Evis and I set out as soon as I finish eating the omelette Carrick's made for me. I wash it down with a glass of orange juice, missing the smell of coffee in the morning more than the taste. Or missing the desire for the smell. These days I can barely walk past a Starbucks without wanting to hurl.
 

The clothes Evis has put on don't really match, a pair of grey shorts with a black bat pattern across them and a tank top with red and blue horizontal stripes, but as long as his bits are covered, questionable gym fashion is the last of our worries. He wiggles slightly as he waits for me to unlock the car.
 

"It tickles," he pronounces.
 

"Sorry," I say. "You don't have to come if you don't want to."

He gets in the car as an answer.
 

Driving south, my stomach churns, and it's not the territory sickness or the breakfast. I put Evis in charge of the map. We start with western Tennessee, and when we pass what I thought was the border of my territory without a twitch in my gut except from my nerves, I feel
 
as if the road has vanished beneath the car. We cross into Arkansas, and I feel nothing. I pull over on the shoulder of the freeway, not caring about the traffic speeding by.
 

Evis watches me from the passenger seat, the map now dotted with red where he's recorded our path.
 

I can't bring myself to keep driving west. I feel hot and lightheaded, and I turn on the air conditioning even though it's almost winter.
 

Taking the next exit to turn around, I head back. I'm seventy-five miles past my previous border.

We turn south, and for the rest of the day it's easy. We can't drive south into Mississippi anyway, so that boundary stays the same. Skirting the southern edge of Tennessee doesn't help my mood, and the air in the car feels heavy, oppressive. Evis seems to understand that I don't want to talk, instead doodling on the edge of the map, drawing strange fluffy birds with big eyes and gangly legs and wings that couldn't carry a fruit fly. He's surprisingly good, but I can't look too closely while I drive.
 

Looking south makes my stomach churn.

The reason we lost Mississippi and Alabama, the entire reason the Nashville Mediators couldn't come in to assist the folks down south, is because they couldn't leave their territories. I remember Alamea's face as she told me what happened, watching the southern Mediators pinned between the edge of their range and a horde of hellkin ready to devour them. Jeelings and slummoths, rakaths and frahligs, snorbits and golgoths — monsters from the pits of all six and a half hells. The Mediators stood no chance, and the Nashville Summit watched them die.

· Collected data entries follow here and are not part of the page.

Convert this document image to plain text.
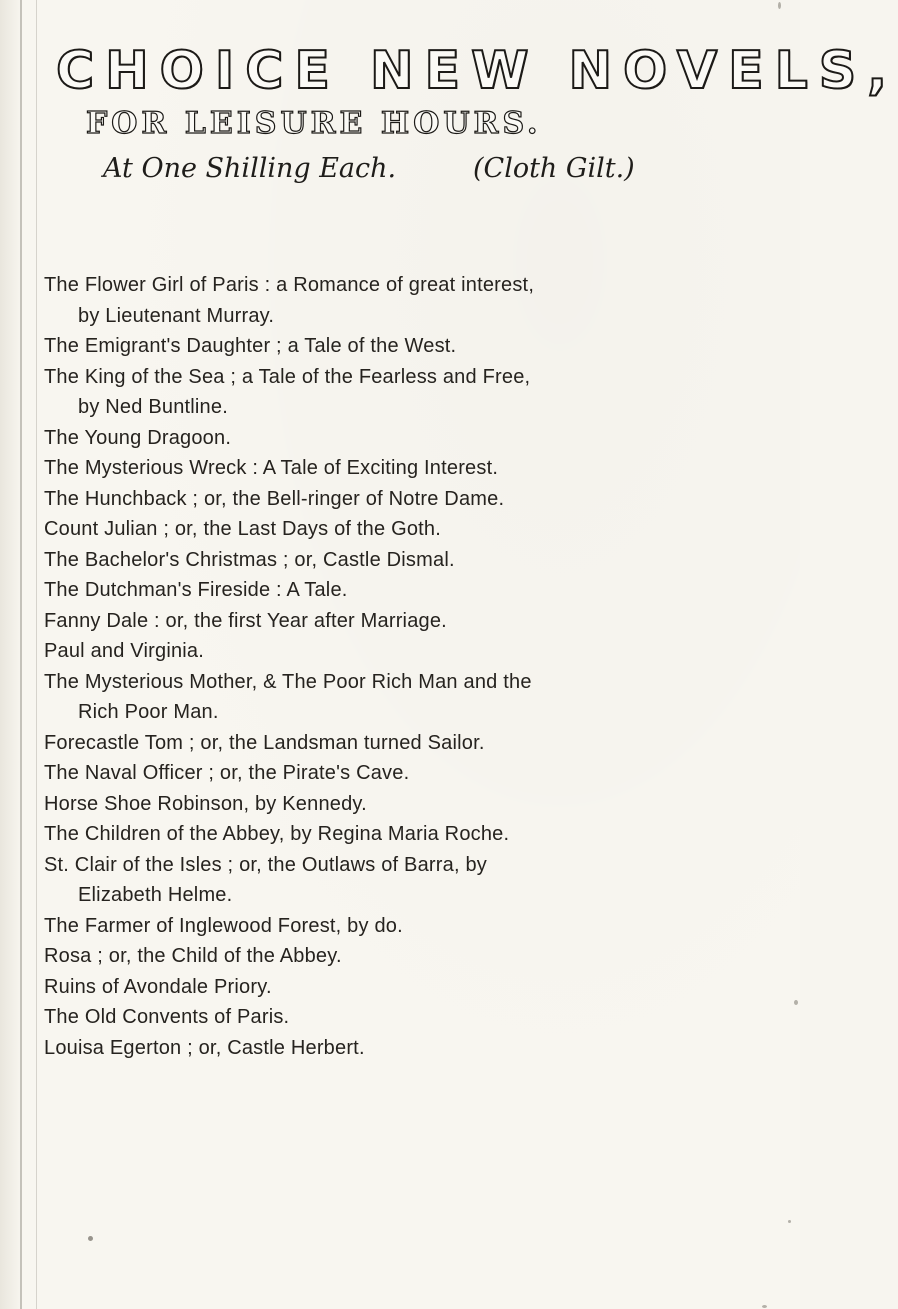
CHOICE NEW NOVELS,
FOR LEISURE HOURS.
At One Shilling Each.	(Cloth Gilt.)
The Flower Girl of Paris : a Romance of great interest,
by Lieutenant Murray.
The Emigrant's Daughter ; a Tale of the West.
The King of the Sea ; a Tale of the Fearless and Free,
by Ned Buntline.
The Young Dragoon.
The Mysterious Wreck : A Tale of Exciting Interest.
The Hunchback ; or, the Bell-ringer of Notre Dame.
Count Julian ; or, the Last Days of the Goth.
The Bachelor's Christmas ; or, Castle Dismal.
The Dutchman's Fireside : A Tale.
Fanny Dale : or, the first Year after Marriage.
Paul and Virginia.
The Mysterious Mother, & The Poor Rich Man and the
Rich Poor Man.
Forecastle Tom ; or, the Landsman turned Sailor.
The Naval Officer ; or, the Pirate's Cave.
Horse Shoe Robinson, by Kennedy.
The Children of the Abbey, by Regina Maria Roche.
St. Clair of the Isles ; or, the Outlaws of Barra, by
Elizabeth Helme.
The Farmer of Inglewood Forest, by do.
Rosa ; or, the Child of the Abbey.
Ruins of Avondale Priory.
The Old Convents of Paris.
Louisa Egerton ; or, Castle Herbert.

And yet somehow, some way, Gregor fucking Gaskin is in Washington State, looking neither queasy nor pinned by demons.

I want to know how. And I want to know why, if it's possible, we lost three entire states to the hellkin and gods know how many lives.

It doesn't surprise me when we pass Chattanooga and I feel nothing, nor when we drive through the night, circling into North Carolina and Virginia, two states I never thought I'd see. We return to Kentucky more because I can't bear to test my true limits than because I found any.
 

I don't know if it's because I think there won't be a limit for me now — or because I'm afraid of the plunging crush of the hope that there still is, just farther out.